- Theatrical release poster
- Directed by: Michael Austin
- Written by: Michael Austin John Wells
- Produced by: Andrew S. Karsch Simon Bosanquet Armyan Bernstein Tom Rosenberg Marc Abraham
- Starring: Phoebe Cates; Jim Broadbent; Wendy Hughes; Kevin Kline; John Lithgow; Stephen Rea;
- Cinematography: Freddie Francis
- Edited by: George Akers
- Music by: Richard Hartley
- Production company: Beacon Communications
- Distributed by: TriStar Pictures (United States); J&M Entertainment (International);
- Release dates: September 16, 1994 (United States); December 16, 1994 (United Kingdom);
- Running time: 97 minutes
- Country: United States
- Language: English
- Box office: $3,062,530

= Princess Caraboo (film) =

1994 film by Michael Austin

Princess Caraboo is a 1994 American historical comedy-drama film. It was directed by Michael Austin, and written by Austin and John Wells. The story is based on the real-life 19th-century character Princess Caraboo, who passed herself off in British society as an exotic princess who spoke a strange foreign language. It stars Phoebe Cates in her final film before she shifted her focus away from acting to raising her children.

==Plot==
In Regency England, an exotically dressed woman is found in the fields, speaking a language no-one can understand. She ends up at the home of the Worrall family, the local gentry.

Their Greek butler, Frixos, thinks the woman is a fraud from the start. Mr Worrall sends her to the magistrate to be tried for vagrancy, but Mrs Worrall agrees to care for her. Mr Gutch, a local printer and newspaper reporter, takes an interest in the case, especially after the woman claims via mime to be Princess Caraboo.

Gutch talks to the farm workers who found her and learns she had a book from the Magdalene Hospital in London on her. When the Worralls leave on a trip the servants inspect her for a tattoo, which they believe all natives of the South Seas have and are shocked to find Princess Caraboo has one on her thigh.

Frixos tells Gutch he now thinks Princess Caraboo's a genuine princess. Mr Worrall uses her presence to recruit investors for the spice trade which will be facilitated by her when she returns to her native land.
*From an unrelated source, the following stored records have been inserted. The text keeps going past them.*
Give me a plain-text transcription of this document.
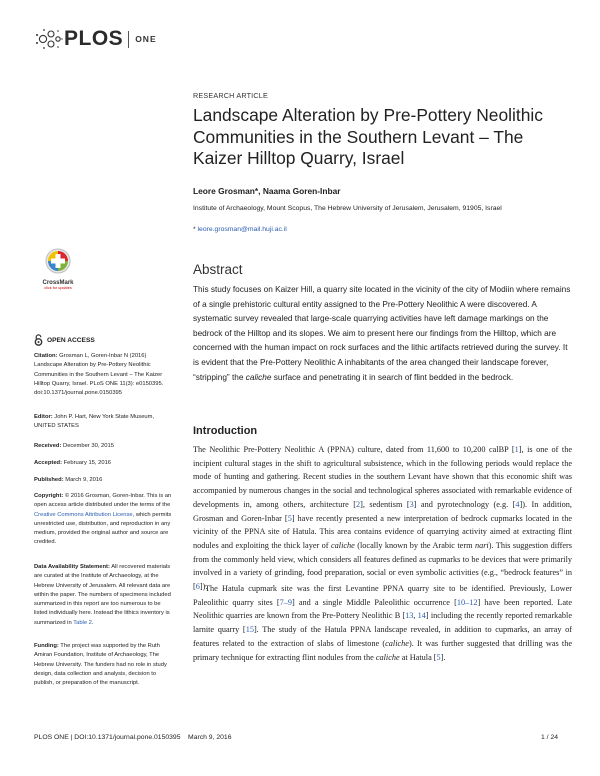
PLOS ONE
RESEARCH ARTICLE
Landscape Alteration by Pre-Pottery Neolithic Communities in the Southern Levant – The Kaizer Hilltop Quarry, Israel
Leore Grosman*, Naama Goren-Inbar
Institute of Archaeology, Mount Scopus, The Hebrew University of Jerusalem, Jerusalem, 91905, Israel
* leore.grosman@mail.huji.ac.il
CrossMark
click for updates
Abstract
This study focuses on Kaizer Hill, a quarry site located in the vicinity of the city of Modiin where remains of a single prehistoric cultural entity assigned to the Pre-Pottery Neolithic A were discovered. A systematic survey revealed that large-scale quarrying activities have left damage markings on the bedrock of the Hilltop and its slopes. We aim to present here our findings from the Hilltop, which are concerned with the human impact on rock surfaces and the lithic artifacts retrieved during the survey. It is evident that the Pre-Pottery Neolithic A inhabitants of the area changed their landscape forever, “stripping” the caliche surface and penetrating it in search of flint bedded in the bedrock.
Introduction
The Neolithic Pre-Pottery Neolithic A (PPNA) culture, dated from 11,600 to 10,200 calBP [1], is one of the incipient cultural stages in the shift to agricultural subsistence, which in the following periods would replace the mode of hunting and gathering. Recent studies in the southern Levant have shown that this economic shift was accompanied by numerous changes in the social and technological spheres associated with remarkable evidence of developments in, among others, architecture [2], sedentism [3] and pyrotechnology (e.g. [4]). In addition, Grosman and Goren-Inbar [5] have recently presented a new interpretation of bedrock cupmarks located in the vicinity of the PPNA site of Hatula. This area contains evidence of quarrying activity aimed at extracting flint nodules and exploiting the thick layer of caliche (locally known by the Arabic term nari). This suggestion differs from the commonly held view, which considers all features defined as cupmarks to be devices that were primarily involved in a variety of grinding, food preparation, social or even symbolic activities (e.g., “bedrock features” in [6]).
The Hatula cupmark site was the first Levantine PPNA quarry site to be identified. Previously, Lower Paleolithic quarry sites [7–9] and a single Middle Paleolithic occurrence [10–12] have been reported. Late Neolithic quarries are known from the Pre-Pottery Neolithic B [13, 14] including the recently reported remarkable larnite quarry [15]. The study of the Hatula PPNA landscape revealed, in addition to cupmarks, an array of features related to the extraction of slabs of limestone (caliche). It was further suggested that drilling was the primary technique for extracting flint nodules from the caliche at Hatula [5].
OPEN ACCESS
Citation: Grosman L, Goren-Inbar N (2016) Landscape Alteration by Pre-Pottery Neolithic Communities in the Southern Levant – The Kaizer Hilltop Quarry, Israel. PLoS ONE 11(3): e0150395. doi:10.1371/journal.pone.0150395
Editor: John P. Hart, New York State Museum, UNITED STATES
Received: December 30, 2015
Accepted: February 15, 2016
Published: March 9, 2016
Copyright: © 2016 Grosman, Goren-Inbar. This is an open access article distributed under the terms of the Creative Commons Attribution License, which permits unrestricted use, distribution, and reproduction in any medium, provided the original author and source are credited.
Data Availability Statement: All recovered materials are curated at the Institute of Archaeology, at the Hebrew University of Jerusalem. All relevant data are within the paper. The numbers of specimens included summarized in this report are too numerous to be listed individually here. Instead the lithics inventory is summarized in Table 2.
Funding: The project was supported by the Ruth Amiran Foundation, Institute of Archaeology, The Hebrew University. The funders had no role in study design, data collection and analysis, decision to publish, or preparation of the manuscript.
PLOS ONE | DOI:10.1371/journal.pone.0150395    March 9, 2016	1 / 24
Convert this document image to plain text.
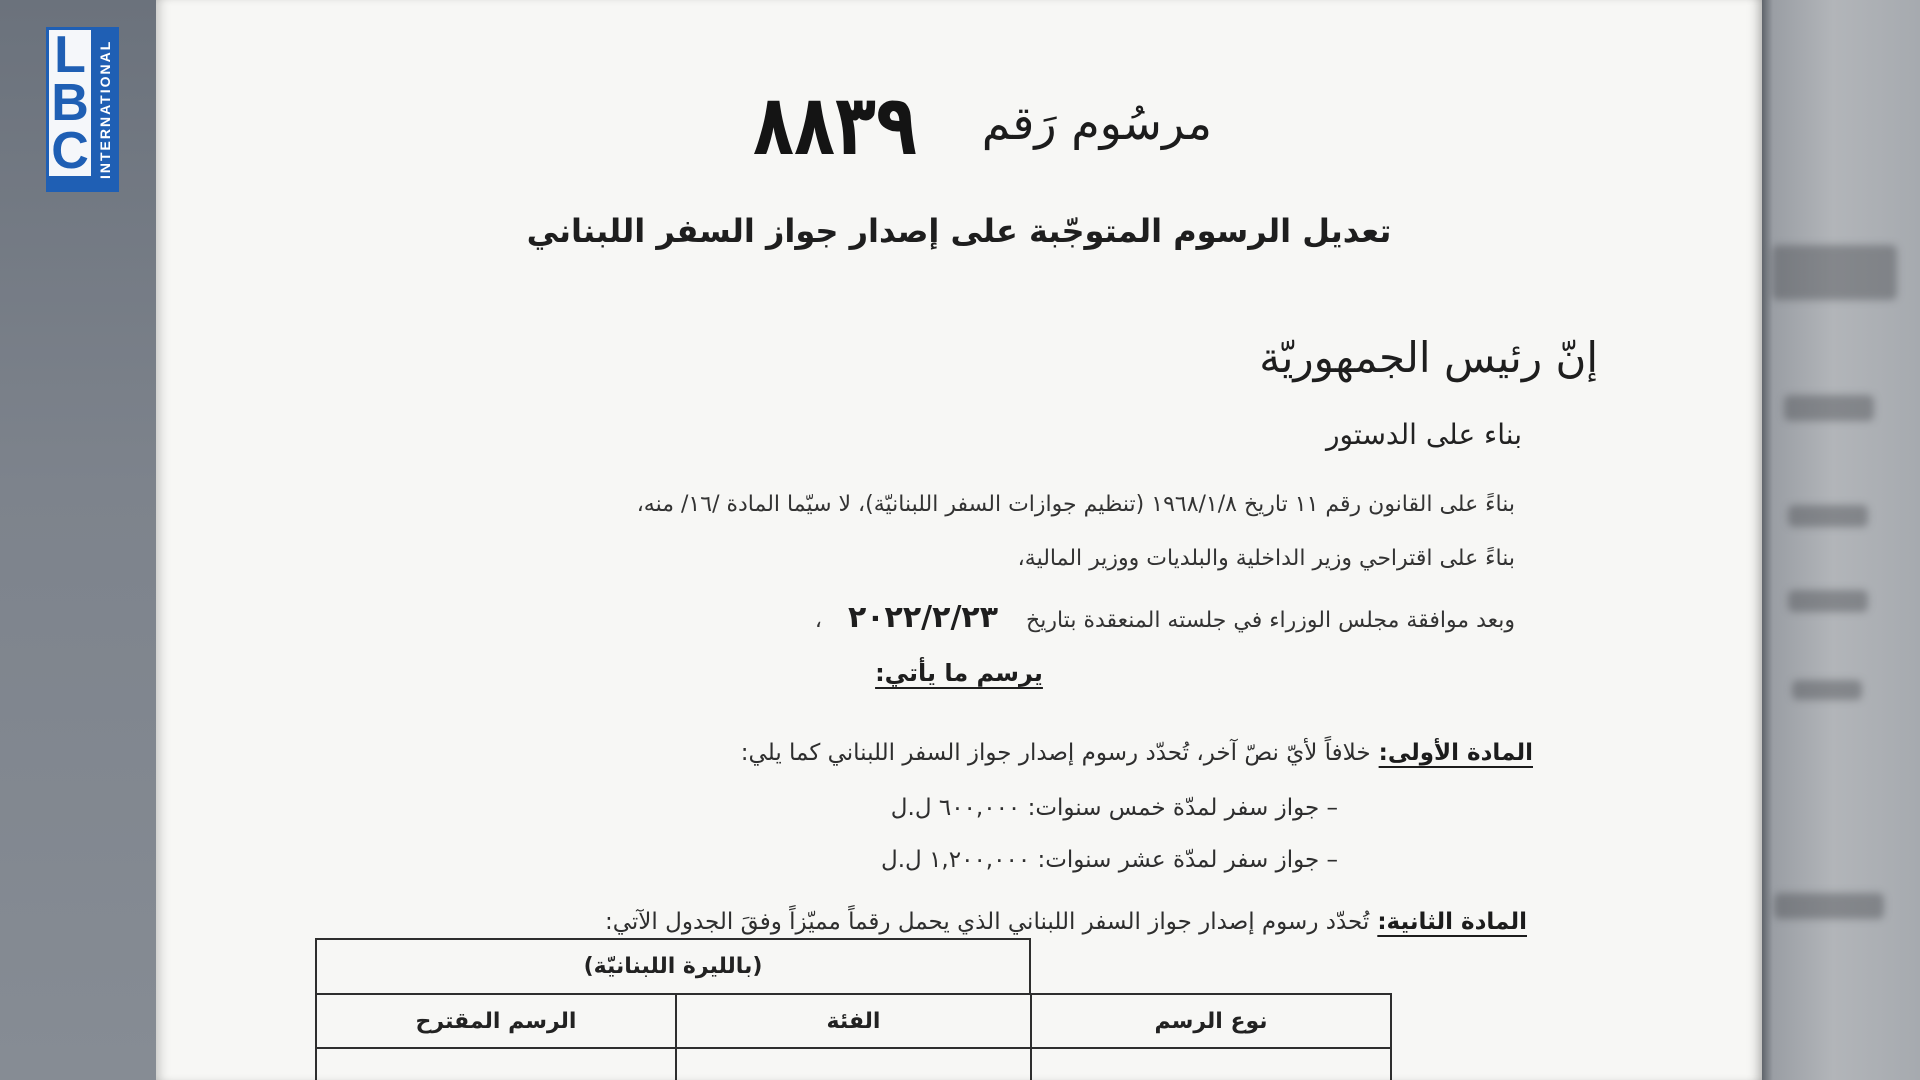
L
B
C INTERNATIONAL	مرسُوم رَقم
٨٨٣٩
تعديل الرسوم المتوجّبة على إصدار جواز السفر اللبناني
إنّ رئيس الجمهوريّة
بناء على الدستور
بناءً على القانون رقم ١١ تاريخ ١٩٦٨/١/٨ (تنظيم جوازات السفر اللبنانيّة)، لا سيّما المادة /١٦/ منه،
بناءً على اقتراحي وزير الداخلية والبلديات ووزير المالية،
وبعد موافقة مجلس الوزراء في جلسته المنعقدة بتاريخ٢٠٢٢/٢/٢٣،
يرسم ما يأتي:
المادة الأولى:خلافاً لأيّ نصّ آخر، تُحدّد رسوم إصدار جواز السفر اللبناني كما يلي:
– جواز سفر لمدّة خمس سنوات: ٦٠٠,٠٠٠ ل.ل
– جواز سفر لمدّة عشر سنوات: ١,٢٠٠,٠٠٠ ل.ل
المادة الثانية:تُحدّد رسوم إصدار جواز السفر اللبناني الذي يحمل رقماً مميّزاً وفقَ الجدول الآتي:
(بالليرة اللبنانيّة)
الرسم المقترح	الفئة	نوع الرسم
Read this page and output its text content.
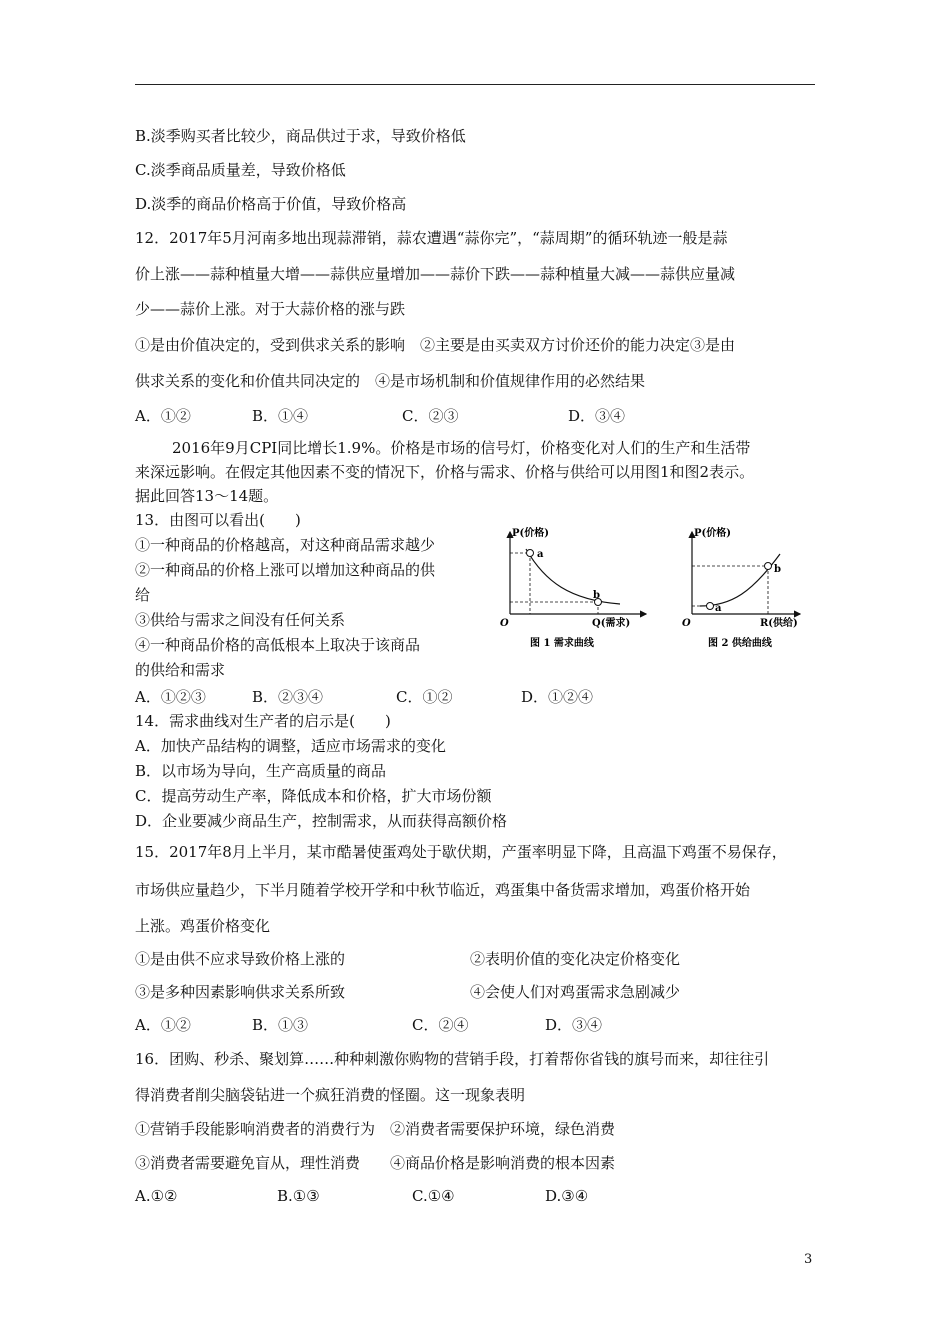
B.淡季购买者比较少，商品供过于求，导致价格低
C.淡季商品质量差，导致价格低
D.淡季的商品价格高于价值，导致价格高
12．2017年5月河南多地出现蒜滞销，蒜农遭遇“蒜你完”，“蒜周期”的循环轨迹一般是蒜
价上涨——蒜种植量大增——蒜供应量增加——蒜价下跌——蒜种植量大减——蒜供应量减
少——蒜价上涨。对于大蒜价格的涨与跌
①是由价值决定的，受到供求关系的影响　②主要是由买卖双方讨价还价的能力决定③是由
供求关系的变化和价值共同决定的　④是市场机制和价值规律作用的必然结果
A．①②	B．①④	C．②③	D．③④
2016年9月CPI同比增长1.9%。价格是市场的信号灯，价格变化对人们的生产和生活带
来深远影响。在假定其他因素不变的情况下，价格与需求、价格与供给可以用图1和图2表示。
据此回答13～14题。
13．由图可以看出(　　)
①一种商品的价格越高，对这种商品需求越少
②一种商品的价格上涨可以增加这种商品的供
给
③供给与需求之间没有任何关系
④一种商品价格的高低根本上取决于该商品
的供给和需求
A．①②③	B．②③④	C．①②	D．①②④
P(价格)
Q(需求)
O
a
b
图 1 需求曲线
P(价格)
R(供给)
O
a
b
图 2 供给曲线
14．需求曲线对生产者的启示是(　　)
A．加快产品结构的调整，适应市场需求的变化
B．以市场为导向，生产高质量的商品
C．提高劳动生产率，降低成本和价格，扩大市场份额
D．企业要减少商品生产，控制需求，从而获得高额价格
15．2017年8月上半月，某市酷暑使蛋鸡处于歇伏期，产蛋率明显下降，且高温下鸡蛋不易保存，
市场供应量趋少，下半月随着学校开学和中秋节临近，鸡蛋集中备货需求增加，鸡蛋价格开始
上涨。鸡蛋价格变化
①是由供不应求导致价格上涨的	②表明价值的变化决定价格变化
③是多种因素影响供求关系所致	④会使人们对鸡蛋需求急剧减少
A．①②	B．①③	C．②④	D．③④
16．团购、秒杀、聚划算……种种刺激你购物的营销手段，打着帮你省钱的旗号而来，却往往引
得消费者削尖脑袋钻进一个疯狂消费的怪圈。这一现象表明
①营销手段能影响消费者的消费行为　②消费者需要保护环境，绿色消费
③消费者需要避免盲从，理性消费　　④商品价格是影响消费的根本因素
A.①②	B.①③	C.①④	D.③④
3
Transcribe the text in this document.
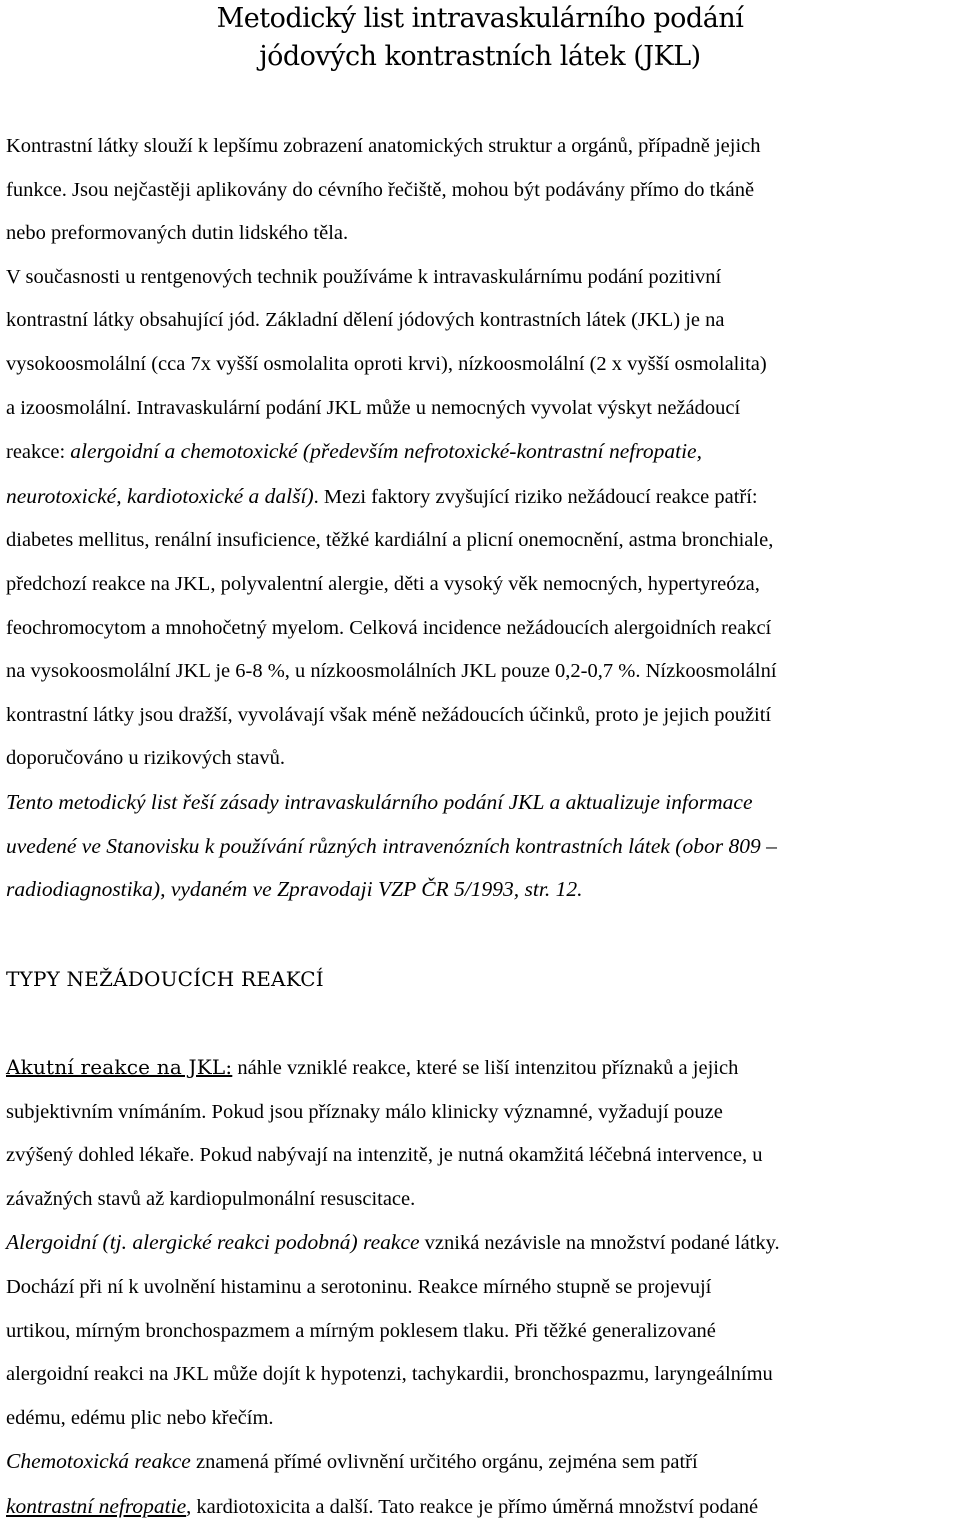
Metodický list intravaskulárního podání
jódových kontrastních látek (JKL)
Kontrastní látky slouží k lepšímu zobrazení anatomických struktur a orgánů, případně jejich
funkce. Jsou nejčastěji aplikovány do cévního řečiště, mohou být podávány přímo do tkáně
nebo preformovaných dutin lidského těla.
V současnosti u rentgenových technik používáme k intravaskulárnímu podání pozitivní
kontrastní látky obsahující jód. Základní dělení jódových kontrastních látek (JKL) je na
vysokoosmolální (cca 7x vyšší osmolalita oproti krvi), nízkoosmolální (2 x vyšší osmolalita)
a izoosmolální. Intravaskulární podání JKL může u nemocných vyvolat výskyt nežádoucí
reakce: alergoidní a chemotoxické (především nefrotoxické-kontrastní nefropatie,
neurotoxické, kardiotoxické a další). Mezi faktory zvyšující riziko nežádoucí reakce patří:
diabetes mellitus, renální insuficience, těžké kardiální a plicní onemocnění, astma bronchiale,
předchozí reakce na JKL, polyvalentní alergie, děti a vysoký věk nemocných, hypertyreóza,
feochromocytom a mnohočetný myelom. Celková incidence nežádoucích alergoidních reakcí
na vysokoosmolální JKL je 6-8 %, u nízkoosmolálních JKL pouze 0,2-0,7 %. Nízkoosmolální
kontrastní látky jsou dražší, vyvolávají však méně nežádoucích účinků, proto je jejich použití
doporučováno u rizikových stavů.
Tento metodický list řeší zásady intravaskulárního podání JKL a aktualizuje informace
uvedené ve Stanovisku k používání různých intravenózních kontrastních látek (obor 809 –
radiodiagnostika), vydaném ve Zpravodaji VZP ČR 5/1993, str. 12.
TYPY NEŽÁDOUCÍCH REAKCÍ
Akutní reakce na JKL: náhle vzniklé reakce, které se liší intenzitou příznaků a jejich
subjektivním vnímáním. Pokud jsou příznaky málo klinicky významné, vyžadují pouze
zvýšený dohled lékaře. Pokud nabývají na intenzitě, je nutná okamžitá léčebná intervence, u
závažných stavů až kardiopulmonální resuscitace.
Alergoidní (tj. alergické reakci podobná) reakce vzniká nezávisle na množství podané látky.
Dochází při ní k uvolnění histaminu a serotoninu. Reakce mírného stupně se projevují
urtikou, mírným bronchospazmem a mírným poklesem tlaku. Při těžké generalizované
alergoidní reakci na JKL může dojít k hypotenzi, tachykardii, bronchospazmu, laryngeálnímu
edému, edému plic nebo křečím.
Chemotoxická reakce znamená přímé ovlivnění určitého orgánu, zejména sem patří
kontrastní nefropatie, kardiotoxicita a další. Tato reakce je přímo úměrná množství podané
Gutch brings in Professor Wilkinson, a linguist who is initially dismissive of Caraboo's story but has enough doubt to refuse to say she is a fraud.

The local society finds Princess Caraboo fascinating, and they flock to attend parties and soirees with her. Mr Gutch begins investigating people connected with the Magdalene House. Lady Apthorpe takes Caraboo to a ball held for the Prince Regent, who is fascinated by her.

Gutch learns Caraboo is actually Mary Baker, who worked as a servant for Mrs Peake. He sneaks into the ball to warn her she's been found out, but she refuses to acknowledge what he tells her. Mrs Peake comes and confronts Caraboo and identifies her as Mary Baker. She is locked up.

The local magistrate and Mr Worrall want to hang her. Mrs Worrall gives M. Gutch documents implicating her husband and the magistrate in a bank fraud. He uses these to work a trade, he will bury the story if Mary Baker can go to America. Gutch, who has fallen in love with Mary, leaves with her for the United States.

==Cast==

- Phoebe Cates as Princess Caraboo
- Jim Broadbent as Mr. Worrall
- Wendy Hughes as Mrs. Worrall
- Kevin Kline as Frixos
- John Lithgow as Professor Wilkinson
- Stephen Rea as Gutch
- Peter Eyre as Lord Apthorpe
- Jacqueline Pearce as Lady Apthorpe
- John Wells as Reverend Wells
- John Lynch as Amon McCarthy
- John Sessions as Prince Regent
- Annabel Brooks as Lady Neville
- Arkie Whiteley as Betty
- Jerry Hall as Lady Motley
- Anna Chancellor as Mrs. Peake

==Reception==
Princess Caraboo received mixed reviews. It holds a rating of on Rotten Tomatoes based on reviews. Michael Medved of Sneak Previews ranked Princess Caraboo among the best films of 1994.

Roger Ebert of The Chicago Sun-Times noted in 1995 how the film had a "first-rate cast" but was not screened for critics and vanished from cinemas quickly before he could see it on his own time. Ebert's brief commentary also noted how films can be sabotaged by power struggles at movie studios or simply poorly promoted.